On Aug. 30, Brilliant Earth Group, owner of the San Francisco–based jewelry e-tailer of the same name, filed for an initial public offering (IPO) with the Securities and Exchange Commission.
The filing values the company at $100 million, but that number appears to be a placeholder; in a statement issued Tuesday, Brilliant Earth Group said that the “there can be no assurance as to whether or when the offering may be completed, or as to the actual size or terms of the offering.”
Current plans call for the stock to be traded on the Nasdaq exchange under the listing BRLT.
The Form S-1 filing notes the following:
• Like most jewelry companies, Brilliant Earth has been enjoying a lucrative year. In the first half of 2021, net sales totaled $163 million, up 78% from the $92 million the company earned in the first half of 2020.
The company’s 2020 revenues totaled $251.8 million. In 2019, they were $201 million; in 2018, $148 million; in 2017, $112 million; and in 2016, $83 million. Its current average order is $3,152.
• The company is presently profitable, though that’s a relatively recent development.
It posted an $11 million profit for the first six months of 2021, and a $22 million profit for the year 2020. In 2019, it posted a $7.8 million loss. It has $65 million outstanding borrowings under a term loan.
• The company is owned by private equity fund Mainsail Partners III, as well as its founders, CEO Beth Gerstein and executive chairman Eric Grossberg. (Grossberg served as co-CEO until March 2021.) After it goes public, Mainsail and the two founders will have more than 50% of the Brilliant Earth’s voting power, which classifies it as a “controlled company” under Nasdaq rules.
• Brilliant Earth’s site lists more than 100,000 diamonds, though, like other e-tailers, the company has an “asset-light” model with “very little inventory.” Since 2018, its general inventory turn has averaged 10 times a year.
Like many digital-native brands, Brilliant Earth has heavy advertising costs: In 2020, its marketing expenses totaled $47.1 million, and in 2019, they were $57.1 million.
• Also, like many e-tailers, the company is expanding its physical footprint. It currently has 14 showrooms. The filing says that metro areas with a Brilliant Earth showroom boost local revenue an average of 80% their first year, and that approximately 50% of customers who have a showroom appointment ultimately purchase. On average, its showrooms yield approximately $8,000 in sales per square foot.
“We believe that we can achieve near-national showroom coverage with under 100 locations,” the company said in the filing.
• Other future plans include growing Brilliant Earth’s international business—overseas sales currently comprise only 6.8% of its revenue—as well as offering more fine jewelry.
Stanford University Graduate School of Business classmates Gerstein and Grossberg founded Brilliant Earth in 2005, sensing the need for a socially conscious diamond e-tailer.

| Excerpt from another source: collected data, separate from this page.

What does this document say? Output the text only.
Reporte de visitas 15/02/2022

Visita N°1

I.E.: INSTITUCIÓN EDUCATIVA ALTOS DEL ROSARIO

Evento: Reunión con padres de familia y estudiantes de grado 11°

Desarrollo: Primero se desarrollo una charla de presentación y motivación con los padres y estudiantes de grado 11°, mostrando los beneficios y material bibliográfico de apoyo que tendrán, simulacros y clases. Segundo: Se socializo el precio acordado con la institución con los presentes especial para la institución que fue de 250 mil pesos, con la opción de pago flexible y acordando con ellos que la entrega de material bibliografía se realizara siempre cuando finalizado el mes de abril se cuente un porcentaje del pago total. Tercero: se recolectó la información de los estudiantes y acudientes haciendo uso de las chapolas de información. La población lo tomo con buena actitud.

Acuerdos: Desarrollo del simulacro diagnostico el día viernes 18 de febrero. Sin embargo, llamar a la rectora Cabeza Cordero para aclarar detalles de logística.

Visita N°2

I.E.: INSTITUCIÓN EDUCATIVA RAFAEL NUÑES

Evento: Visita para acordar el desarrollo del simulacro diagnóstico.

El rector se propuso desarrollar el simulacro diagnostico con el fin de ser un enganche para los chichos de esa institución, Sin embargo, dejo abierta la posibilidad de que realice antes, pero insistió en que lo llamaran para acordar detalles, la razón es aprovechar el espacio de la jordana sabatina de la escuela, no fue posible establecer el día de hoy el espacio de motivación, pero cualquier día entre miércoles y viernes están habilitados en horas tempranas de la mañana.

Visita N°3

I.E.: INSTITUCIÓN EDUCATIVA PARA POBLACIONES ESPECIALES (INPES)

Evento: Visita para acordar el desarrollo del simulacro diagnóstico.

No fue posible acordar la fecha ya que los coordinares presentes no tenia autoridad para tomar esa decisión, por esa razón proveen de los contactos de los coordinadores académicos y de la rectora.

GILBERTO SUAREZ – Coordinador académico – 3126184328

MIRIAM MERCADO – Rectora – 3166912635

Explained Gerstein in the filing: “[When I] was shopping for an engagement ring, I knew it would be a once-in-a-lifetime purchase, and I wanted a ring that I could truly feel good about wearing. And yet, when I went into different jewelers and asked, ‘Where do your diamonds and jewelry come from?’ I could never get a straight answer.
“Meanwhile, Eric was researching the jewelry industry in business school and hearing from friends who were disenchanted with their own jewelry shopping experiences. They felt unwelcome in luxury stores that seemed out of touch, or ignored in mall jewelers sandwiched next to fast-food chains.”
The company’s first order was shipped out of Gerstein’s apartment. The company originally sold only Canadian diamonds, but it now also offers diamonds from Russia, Namibia, South Africa, and Botswana. It also sells lab-grown and recycled diamonds and Moyo Gems.
Brilliant Earth prides itself on tracking diamonds and ensuring they are ethically sourced and “Beyond Conflict Free.” In its filing, the company stated it now offers “more than 10,000 blockchain-enabled diamonds [which are tracked from] the mining operator, through cutting and polishing, to the customer,” in partnership with Everledger. It also offers GIA Diamond Origin reports.
The company employs 345 people and 14 part-time employees. It appointed Zack Kramer, a former vice president of audio company Sonos, as president in March, according to LinkedIn.
Current board members include the two founders; Ian Bickley, the former president of global business development and strategic alliances for Tapestry, which owns the Coach, Kate Spade, and Stuart Weitzman brands; Jennifer Harris, the former chief financial officer at Q2 Holdings, a digital banking company; Attica Jaques, the current head of global brand marketing, consumers apps, at Google; Beth Kaplan, former president and chief operating officer of Rent the Runway; and Gavin Turner, founder of Mainsail.